Wednesday, March 3, 2010

It's Complicated. Or is it?

Opened up the big, family-sized can of worms this week asking an open question about the Holocaust and some rumor that Muslims were protesting its inclusion in curricula in Europe. Apparently there have been some pretty well-known Muslim leaders who've proclaimed that it never happened. The Holocaust, that is. Never happened. Right then. Fries with your crazy?

So when I got this note about Muslims being 'offended' by the inclusion of false historical data in classrooms and their attempts to have references to the Holocaust removed from school books, I kind of figured it wasn't true. Even so, I was intrigued. It was the total lack of sense in the message that made me think it might be real. I put a question out to some friends to see what people knew about it. And, boy, did I get answers. I am a Cubs fan and I've been to some of the cross-town games so I know a heated exchange when I'm the instigator... er... when I'm in the middle of one.
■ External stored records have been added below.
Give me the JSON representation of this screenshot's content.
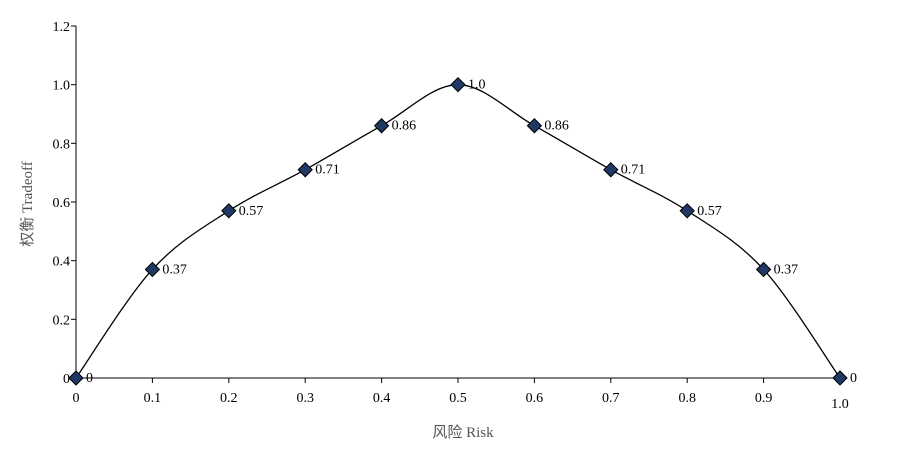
{
  "chart_data": {
    "type": "line",
    "title": "",
    "xlabel": "风险 Risk",
    "ylabel": "权衡 Tradeoff",
    "xlim": [
      0,
      1.0
    ],
    "ylim": [
      0,
      1.2
    ],
    "x_ticks": [
      "0",
      "0.1",
      "0.2",
      "0.3",
      "0.4",
      "0.5",
      "0.6",
      "0.7",
      "0.8",
      "0.9",
      "1.0"
    ],
    "y_ticks": [
      "0",
      "0.2",
      "0.4",
      "0.6",
      "0.8",
      "1.0",
      "1.2"
    ],
    "grid": false,
    "legend": "none",
    "marker": "diamond",
    "marker_color": "#1f3864",
    "line_color": "#000000",
    "series": [
      {
        "x": [
          0,
          0.1,
          0.2,
          0.3,
          0.4,
          0.5,
          0.6,
          0.7,
          0.8,
          0.9,
          1.0
        ],
        "values": [
          0,
          0.37,
          0.57,
          0.71,
          0.86,
          1.0,
          0.86,
          0.71,
          0.57,
          0.37,
          0
        ],
        "labels": [
          "0",
          "0.37",
          "0.57",
          "0.71",
          "0.86",
          "1.0",
          "0.86",
          "0.71",
          "0.57",
          "0.37",
          "0"
        ]
      }
    ]
  }
}
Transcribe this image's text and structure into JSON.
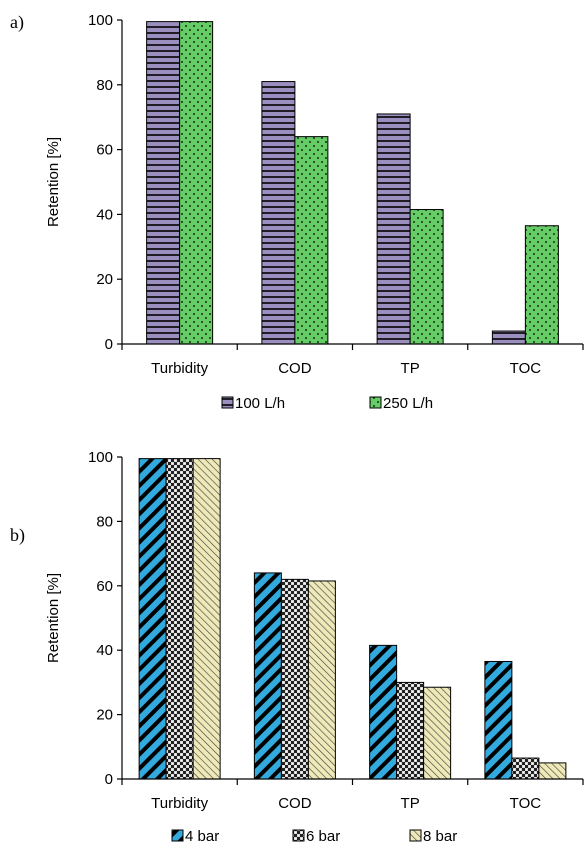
{
  "chart_data": [
    {
      "panel_label": "a)",
      "type": "bar",
      "categories": [
        "Turbidity",
        "COD",
        "TP",
        "TOC"
      ],
      "series": [
        {
          "name": "100 L/h",
          "values": [
            99.5,
            81.0,
            71.0,
            4.0
          ],
          "color": "#9b8fc0",
          "pattern": "horizontal-lines"
        },
        {
          "name": "250 L/h",
          "values": [
            99.5,
            64.0,
            41.5,
            36.5
          ],
          "color": "#66cc66",
          "pattern": "dots"
        }
      ],
      "ylabel": "Retention [%]",
      "xlabel": "",
      "ylim": [
        0,
        100
      ],
      "yticks": [
        0,
        20,
        40,
        60,
        80,
        100
      ],
      "grid": false,
      "legend": "bottom"
    },
    {
      "panel_label": "b)",
      "type": "bar",
      "categories": [
        "Turbidity",
        "COD",
        "TP",
        "TOC"
      ],
      "series": [
        {
          "name": "4 bar",
          "values": [
            99.5,
            64.0,
            41.5,
            36.5
          ],
          "color": "#33aadd",
          "pattern": "diagonal-stripes"
        },
        {
          "name": "6 bar",
          "values": [
            99.5,
            62.0,
            30.0,
            6.5
          ],
          "color": "#d0d0d0",
          "pattern": "checker"
        },
        {
          "name": "8 bar",
          "values": [
            99.5,
            61.5,
            28.5,
            5.0
          ],
          "color": "#efe9b8",
          "pattern": "thin-diagonal-lines"
        }
      ],
      "ylabel": "Retention [%]",
      "xlabel": "",
      "ylim": [
        0,
        100
      ],
      "yticks": [
        0,
        20,
        40,
        60,
        80,
        100
      ],
      "grid": false,
      "legend": "bottom"
    }
  ]
}
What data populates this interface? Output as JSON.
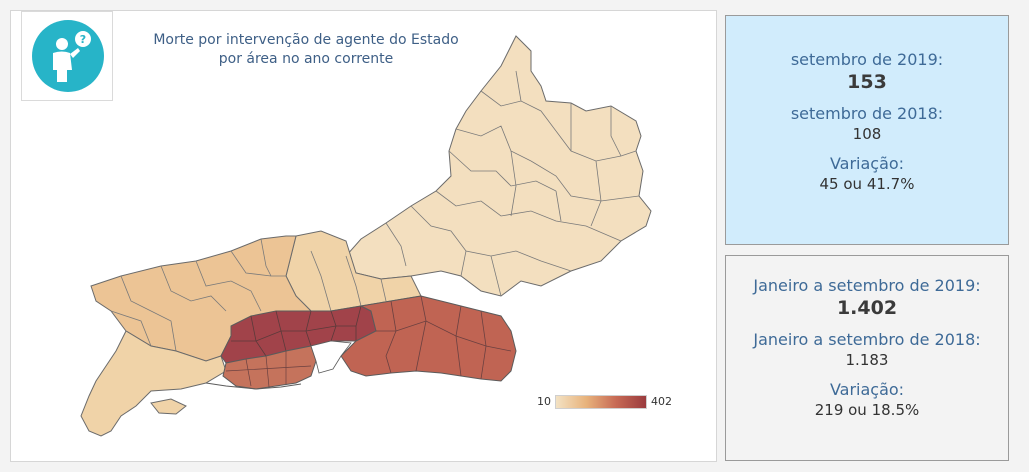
{
  "map": {
    "title_line1": "Morte por intervenção de agente do Estado",
    "title_line2": "por área no ano corrente",
    "legend_min": "10",
    "legend_max": "402",
    "color_scale": [
      "#f3e2c4",
      "#e8b37c",
      "#c76a55",
      "#9a3b3e"
    ],
    "help_icon": "person-question-icon"
  },
  "monthly": {
    "label_current": "setembro de 2019:",
    "value_current": "153",
    "label_previous": "setembro de 2018:",
    "value_previous": "108",
    "label_variation": "Variação:",
    "value_variation": "45 ou 41.7%",
    "background": "#d1ecfc"
  },
  "ytd": {
    "label_current": "Janeiro a setembro de 2019:",
    "value_current": "1.402",
    "label_previous": "Janeiro a setembro de 2018:",
    "value_previous": "1.183",
    "label_variation": "Variação:",
    "value_variation": "219 ou 18.5%",
    "background": "#f3f3f3"
  }
}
Now, as in those instances, the particulars of the argument didn't matter as much as the tone, the energy, the conviction, the aerodynamics of a Bud Light... no... wait...

I'll admit I'm not super invested in the Middle East thing. I've read some books, had some pretty interesting conversations, kept abreast of basics - but I'm no expert. The truth is if you asked me to pare it down to its simplest terms (and those of you who know me have already heard this from me), I'd say there was enough crazy to go around. There is no greater good coming from the existing policies, nor has any come from policies prior. Clearly, still, there is no peace.

That said, Muslims are not re-writing history for European schools to eliminate the Holocaust. Also, the Holocaust happened. Those are the simple truths.
The more complicated ones sound a little like this, to me at least: Jews are still in pain over what happened. The entire world betrayed them, whether by act or omission, for a long period, and they are still suffering the effects. They do not trust. With reason, they do not trust.

Their Muslim brothers have become the 'evil-doers' du jour. The violence of some against others has been broadcast on every channel, in every language, in high definition, for years now. This loud, brazen campaign dressed in the colors of faith, has forced peaceful people to defend their manner of intimacy with God, as if it were perverse rather than pure. The world allows it, in some cases rises and applauds it. One could argue the world is once again betraying a people and creating - nay - soliciting, begging mistrust.

Both sides - and all who defend in their names - seek answers.

Who among them is the evil one? Who is the more holy, the more deserving of God's grace? Neither. They all sin. And they are all blessed. Knowing this could give each the peace they so desperately desire. Instead, they are distracted from truth, driven by their pain instead of healed by their faiths.

As a Christian, I have been taught that the call to respond to sin does not require one to respond in kind. Instead, a call to the devil is an invitation to turn to God and find His strength to carry on His work. I believe this is true for all people, across all faiths. I believe it is not so necessary to force another to submit to my truth as it is to live my own life of faith.

And what of evil? What of my enemy? My enemy is not my brother. Whether his faith is not my own is irrelevant. My enemy is the devil that calls me to hurt my brother in the name of my God. I keep a respectful distance from this devil, knowing he is there, but choosing to allow him his business as I tend to mine. And when I am called to defend my faith, my right to exist in my faith, the history of my people, I do not do so with armaments, but with arms - extended, reaching.

I cannot touch you with my truth if I do not reach out, after all, can I?